Molar Mass Calculation

The molar mass of an element or compound is essential for converting moles into mass, which is particularly useful in chemistry. For helium, the molar mass is approximately 4 grams per mole (g/mol). This is because helium's atomic structure comprises 2 protons and most commonly 2 neutrons, leading to a mass number of about 4.
Calculating molar mass allows for easy determination of the quantity of a substance in grams when the amount in moles is known. In the given exercise, having found the number of moles of helium using the ideal gas law, the next step was to multiply by the molar mass to find the mass.
For helium: \[\text{Mass} = n \times 4.00 \text{ g/mol} \] where \(n\) represents the number of moles of helium determined from earlier calculations.

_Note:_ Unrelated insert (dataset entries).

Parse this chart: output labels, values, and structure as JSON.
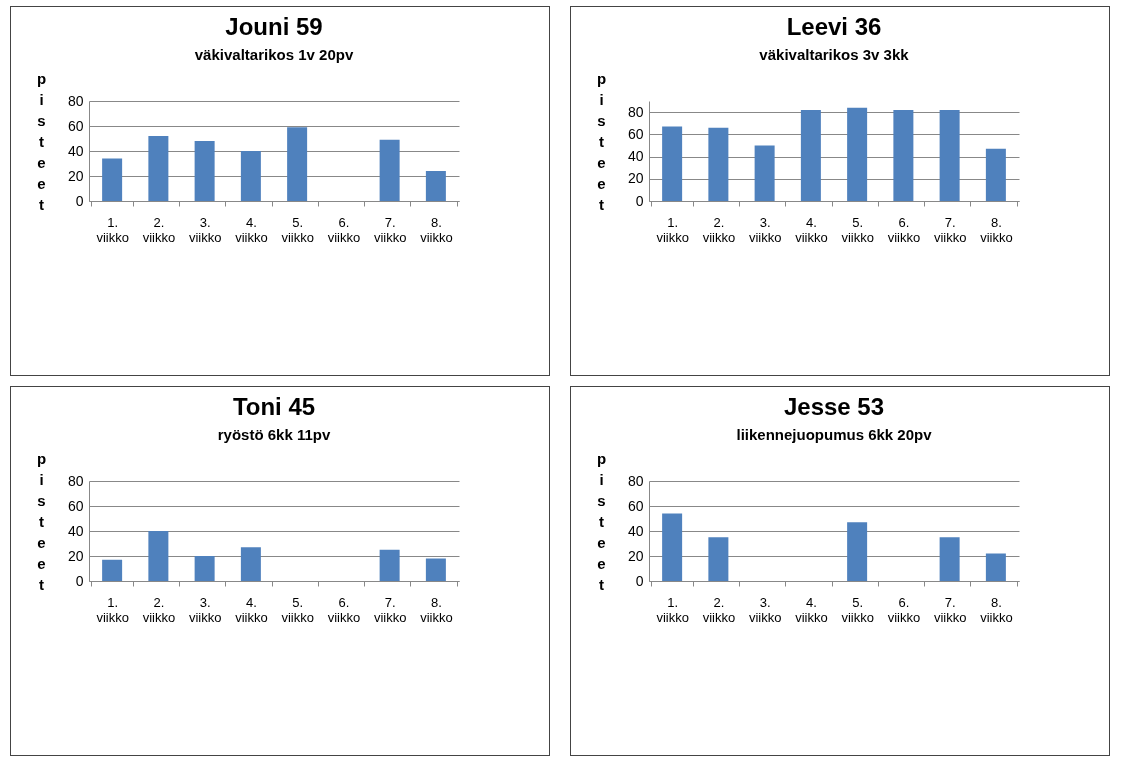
{
  "chart_data": [
    {
      "type": "bar",
      "title": "Jouni 59",
      "subtitle": "väkivaltarikos  1v 20pv",
      "ylabel": "pisteet",
      "categories": [
        "1. viikko",
        "2. viikko",
        "3. viikko",
        "4. viikko",
        "5. viikko",
        "6. viikko",
        "7. viikko",
        "8. viikko"
      ],
      "values": [
        34,
        52,
        48,
        40,
        59,
        null,
        49,
        24
      ],
      "color": "#4f81bd",
      "ylim": [
        0,
        80
      ],
      "yticks": [
        0,
        20,
        40,
        60,
        80
      ],
      "grid": "y"
    },
    {
      "type": "bar",
      "title": "Leevi 36",
      "subtitle": "väkivaltarikos  3v 3kk",
      "ylabel": "pisteet",
      "categories": [
        "1. viikko",
        "2. viikko",
        "3. viikko",
        "4. viikko",
        "5. viikko",
        "6. viikko",
        "7. viikko",
        "8. viikko"
      ],
      "values": [
        67,
        66,
        50,
        82,
        84,
        82,
        82,
        47
      ],
      "color": "#4f81bd",
      "ylim": [
        0,
        90
      ],
      "yticks": [
        0,
        20,
        40,
        60,
        80
      ],
      "grid": "y"
    },
    {
      "type": "bar",
      "title": "Toni 45",
      "subtitle": "ryöstö  6kk 11pv",
      "ylabel": "pisteet",
      "categories": [
        "1. viikko",
        "2. viikko",
        "3. viikko",
        "4. viikko",
        "5. viikko",
        "6. viikko",
        "7. viikko",
        "8. viikko"
      ],
      "values": [
        17,
        40,
        20,
        27,
        null,
        null,
        25,
        18
      ],
      "color": "#4f81bd",
      "ylim": [
        0,
        80
      ],
      "yticks": [
        0,
        20,
        40,
        60,
        80
      ],
      "grid": "y"
    },
    {
      "type": "bar",
      "title": "Jesse  53",
      "subtitle": "liikennejuopumus  6kk 20pv",
      "ylabel": "pisteet",
      "categories": [
        "1. viikko",
        "2. viikko",
        "3. viikko",
        "4. viikko",
        "5. viikko",
        "6. viikko",
        "7. viikko",
        "8. viikko"
      ],
      "values": [
        54,
        35,
        null,
        null,
        47,
        null,
        35,
        22
      ],
      "color": "#4f81bd",
      "ylim": [
        0,
        80
      ],
      "yticks": [
        0,
        20,
        40,
        60,
        80
      ],
      "grid": "y"
    }
  ]
}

• 2 protons and 2 neutrons: Atomic mass of ~4.
• Conversion factor from moles to grams.
• Necessary for final mass calculation.

Volume Measurement

Measuring the volume of gases like helium is a critical part of many scientific and industrial processes. Gases tend to fill their containers, and their volume can change dramatically with pressure and temperature changes.
In gas-related calculations, volume is typically given in liters (L) due to its compatibility with other metric units commonly used in chemistry equations, like the ideal gas law. For the balloon example in our problem, the volume was specified as \(1.2 \times 10^{7} \text{ L}\). This is quite a large volume, illustrating helium's application in lifting heavy loads or extensive balloons.
Understanding how volume works in tandem with pressure and temperature is crucial for predicting how gases will behave under different conditions.

• Gaseous adaptation: Fills container shape.
• Standard unit for gas volume: Liters (L).
• Part of the Ideal Gas Law: PV = nRT.